On behalf of women business owners everywhere, I'm flattered -- I am! -- that you think we're a powerful lobby. (We do have the indisputable mom moral high ground.)
But here's a splash of cold water on your contention that women business owners have arrived: on Monday the Small Business Administration released year-to-date lending stats. Women-owned businesses got less than they did in 2008 -- a lot less. In 2008, women business owners got 18% of the approved 7(a) and ARC loans. In 2010 so far, they got 14%. Fewer women applied for loans: they accounted for 23% of the applications in 2008 and 18% in 2010.
You may think that women showed common sense as the economy crashed and took even fewer economic risks than usual. You could argue -- as I would -- that more women worked longer at their day jobs and with husbands laid off, gee, just didn't have time, energy or bandwidth to start a business too. You could also posit that gutted home equity wasn't there any more to collateralize SBA loans (though the total amount of SBA lending actually rose a little, to $12.4 billion.) But the fact remains: of the money doled out, women got less. While, as we all know, federal spending shot to the heavens.
Ensuring that women get a fair shot at contracts is a priority for the Obama administration, which actually made some progress on that point as stimulus money was doled out, as I reported in June. SBA execs I interviewed then said they were going to apply those lessons to the whole system.

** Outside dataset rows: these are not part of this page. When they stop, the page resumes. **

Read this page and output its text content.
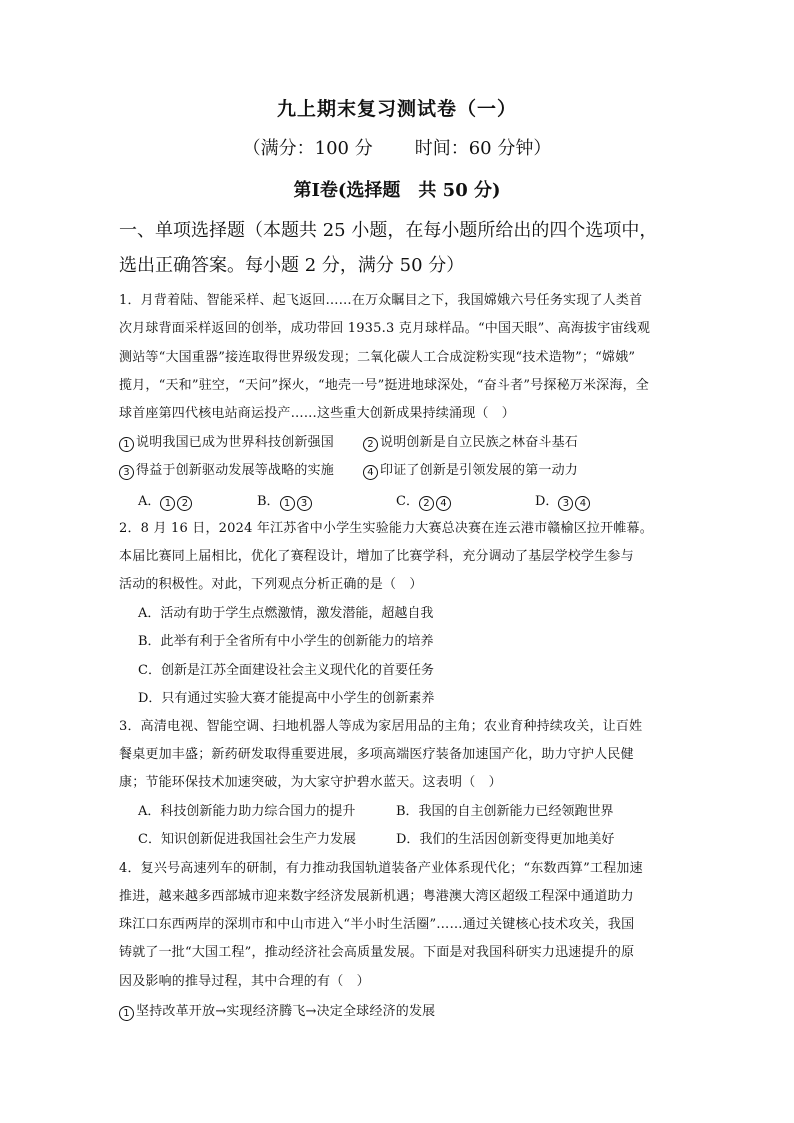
九上期末复习测试卷（一）
（满分：100 分 时间：60 分钟）
第Ⅰ卷(选择题　共 50 分)
一、单项选择题（本题共 25 小题，在每小题所给出的四个选项中，
选出正确答案。每小题 2 分，满分 50 分）
1．月背着陆、智能采样、起飞返回……在万众瞩目之下，我国嫦娥六号任务实现了人类首
次月球背面采样返回的创举，成功带回 1935.3 克月球样品。“中国天眼”、高海拔宇宙线观
测站等“大国重器”接连取得世界级发现；二氧化碳人工合成淀粉实现“技术造物”；“嫦娥”
揽月，“天和”驻空，“天问”探火，“地壳一号”挺进地球深处，“奋斗者”号探秘万米深海，全
球首座第四代核电站商运投产……这些重大创新成果持续涌现（　）
1 说明我国已成为世界科技创新强国	2 说明创新是自立民族之林奋斗基石
3 得益于创新驱动发展等战略的实施	4 印证了创新是引领发展的第一动力
A． 1 2	B． 1 3	C． 2 4	D． 3 4
2．8 月 16 日，2024 年江苏省中小学生实验能力大赛总决赛在连云港市赣榆区拉开帷幕。
本届比赛同上届相比，优化了赛程设计，增加了比赛学科，充分调动了基层学校学生参与
活动的积极性。对此，下列观点分析正确的是（　）
A．活动有助于学生点燃激情，激发潜能，超越自我
B．此举有利于全省所有中小学生的创新能力的培养
C．创新是江苏全面建设社会主义现代化的首要任务
D．只有通过实验大赛才能提高中小学生的创新素养
3．高清电视、智能空调、扫地机器人等成为家居用品的主角；农业育种持续攻关，让百姓
餐桌更加丰盛；新药研发取得重要进展，多项高端医疗装备加速国产化，助力守护人民健
康；节能环保技术加速突破，为大家守护碧水蓝天。这表明（　）
A．科技创新能力助力综合国力的提升	B．我国的自主创新能力已经领跑世界
C．知识创新促进我国社会生产力发展	D．我们的生活因创新变得更加地美好
4．复兴号高速列车的研制，有力推动我国轨道装备产业体系现代化；“东数西算”工程加速
推进，越来越多西部城市迎来数字经济发展新机遇；粤港澳大湾区超级工程深中通道助力
珠江口东西两岸的深圳市和中山市进入“半小时生活圈”……通过关键核心技术攻关，我国
铸就了一批“大国工程”，推动经济社会高质量发展。下面是对我国科研实力迅速提升的原
因及影响的推导过程，其中合理的有（　）
1 坚持改革开放→实现经济腾飞→决定全球经济的发展
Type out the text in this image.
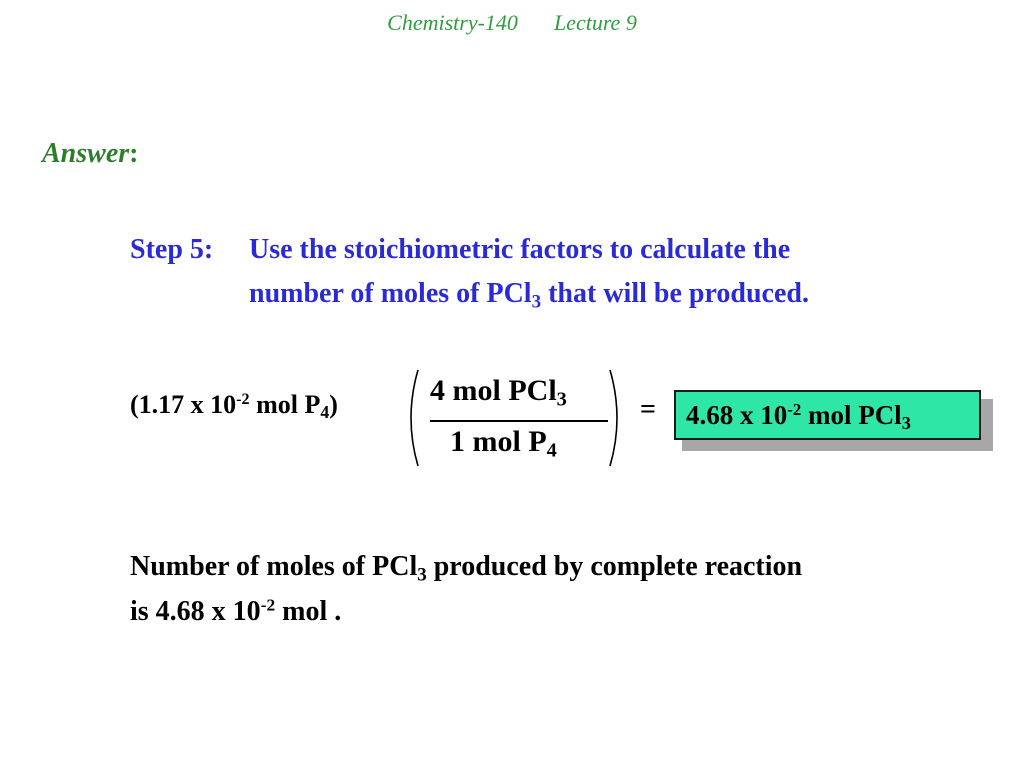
Chemistry-140 Lecture 9
Answer:
Step 5: Use the stoichiometric factors to calculate the
number of moles of PCl$_3$ that will be produced.
(1.17 x $10^{-2}$ mol $P_4$)	4 mol PCl$_3$
1 mol $P_4$
= 4.68 x $10^{-2}$ mol PCl$_3$
Number of moles of PCl$_3$ produced by complete reaction
is 4.68 x $10^{-2}$ mol .
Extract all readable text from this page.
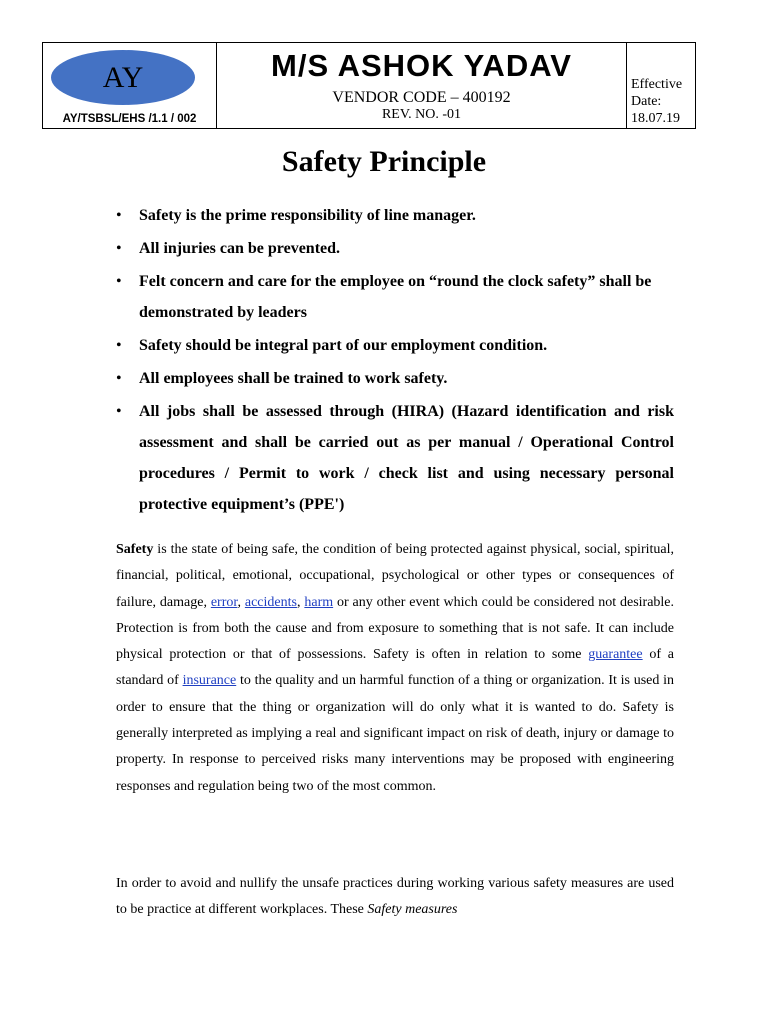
AY
AY/TSBSL/EHS /1.1 / 002
M/S ASHOK YADAV
VENDOR CODE – 400192
REV. NO. -01
Effective Date:
18.07.19
Safety Principle
• Safety is the prime responsibility of line manager.
• All injuries can be prevented.
• Felt concern and care for the employee on “round the clock safety” shall be demonstrated by leaders
• Safety should be integral part of our employment condition.
• All employees shall be trained to work safety.
• All jobs shall be assessed through (HIRA) (Hazard identification and risk assessment and shall be carried out as per manual / Operational Control procedures / Permit to work / check list and using necessary personal protective equipment’s (PPE')

Safety is the state of being safe, the condition of being protected against physical, social, spiritual, financial, political, emotional, occupational, psychological or other types or consequences of failure, damage, error, accidents, harm or any other event which could be considered not desirable. Protection is from both the cause and from exposure to something that is not safe. It can include physical protection or that of possessions. Safety is often in relation to some guarantee of a standard of insurance to the quality and un harmful function of a thing or organization. It is used in order to ensure that the thing or organization will do only what it is wanted to do. Safety is generally interpreted as implying a real and significant impact on risk of death, injury or damage to property. In response to perceived risks many interventions may be proposed with engineering responses and regulation being two of the most common.

In order to avoid and nullify the unsafe practices during working various safety measures are used to be practice at different workplaces. These Safety measures
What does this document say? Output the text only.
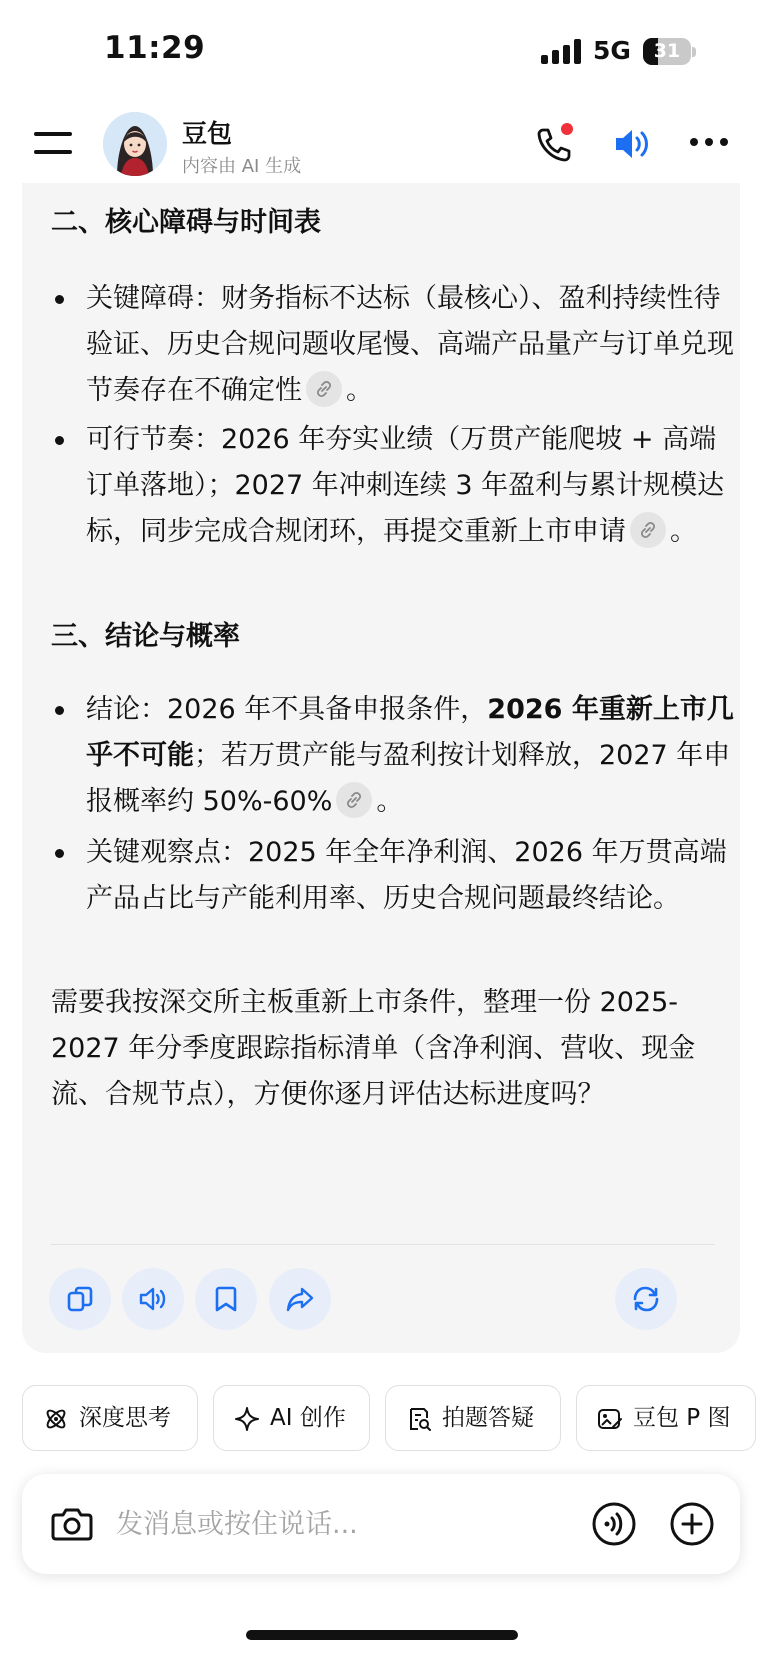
11:29	5G	31
豆包
内容由 AI 生成
二、核心障碍与时间表
关键障碍：财务指标不达标（最核心）、盈利持续性待验证、历史合规问题收尾慢、高端产品量产与订单兑现节奏存在不确定性 。
可行节奏：2026 年夯实业绩（万贯产能爬坡 + 高端订单落地）；2027 年冲刺连续 3 年盈利与累计规模达标，同步完成合规闭环，再提交重新上市申请 。
三、结论与概率
结论：2026 年不具备申报条件，2026 年重新上市几乎不可能；若万贯产能与盈利按计划释放，2027 年申报概率约 50%-60% 。
关键观察点：2025 年全年净利润、2026 年万贯高端产品占比与产能利用率、历史合规问题最终结论。
需要我按深交所主板重新上市条件，整理一份 2025-2027 年分季度跟踪指标清单（含净利润、营收、现金流、合规节点），方便你逐月评估达标进度吗？
深度思考	AI 创作	拍题答疑	豆包 P 图
发消息或按住说话...
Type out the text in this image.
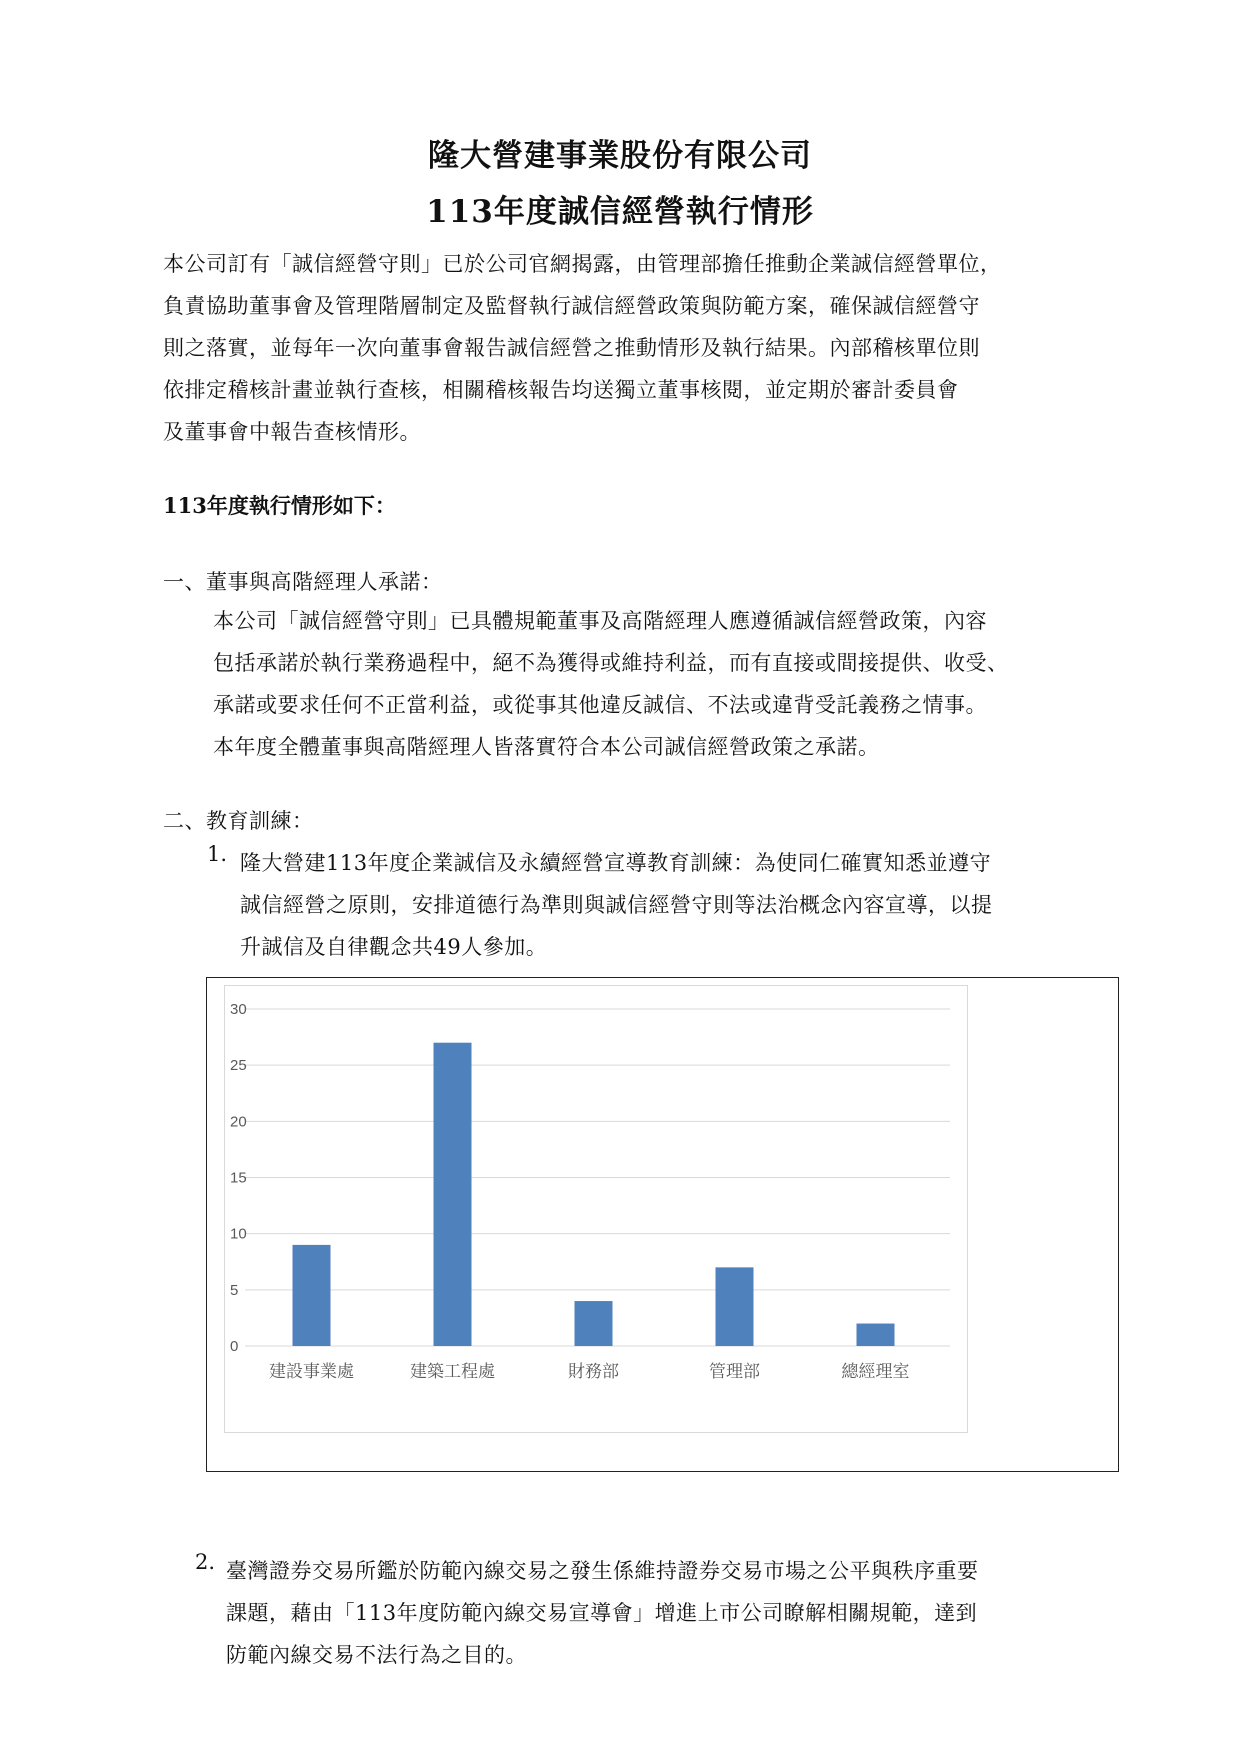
隆大營建事業股份有限公司
113年度誠信經營執行情形
本公司訂有「誠信經營守則」已於公司官網揭露，由管理部擔任推動企業誠信經營單位，
負責協助董事會及管理階層制定及監督執行誠信經營政策與防範方案，確保誠信經營守
則之落實，並每年一次向董事會報告誠信經營之推動情形及執行結果。內部稽核單位則
依排定稽核計畫並執行查核，相關稽核報告均送獨立董事核閱，並定期於審計委員會
及董事會中報告查核情形。
113年度執行情形如下：
一、董事與高階經理人承諾：
本公司「誠信經營守則」已具體規範董事及高階經理人應遵循誠信經營政策，內容
包括承諾於執行業務過程中，絕不為獲得或維持利益，而有直接或間接提供、收受、
承諾或要求任何不正當利益，或從事其他違反誠信、不法或違背受託義務之情事。
本年度全體董事與高階經理人皆落實符合本公司誠信經營政策之承諾。
二、教育訓練：
1. 隆大營建113年度企業誠信及永續經營宣導教育訓練：為使同仁確實知悉並遵守
誠信經營之原則，安排道德行為準則與誠信經營守則等法治概念內容宣導，以提
升誠信及自律觀念共49人參加。
0
5
10
15
20
25
30
建設事業處	建築工程處	財務部	管理部	總經理室
2. 臺灣證券交易所鑑於防範內線交易之發生係維持證券交易市場之公平與秩序重要
課題，藉由「113年度防範內線交易宣導會」增進上市公司瞭解相關規範，達到
防範內線交易不法行為之目的。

Announced on Monday, here's what that looks like:
- The new SBA contract compliance rules sweep in 83 industries in which women-owned small businesses are under-represented in federal contracts, both in dollars and the number of businesses
- Set-asides are for manufacturing contracts worth up to $5 million and for other business categories, up to $3 million
- Women-owned businesses can self-certify through an online site accessible to all federal contracting officers (Glad I'm sitting down. This sounds like efficiency.)
- Every agency's compliance will be monitored by the SBA, replicating its success with stimulus disbursements.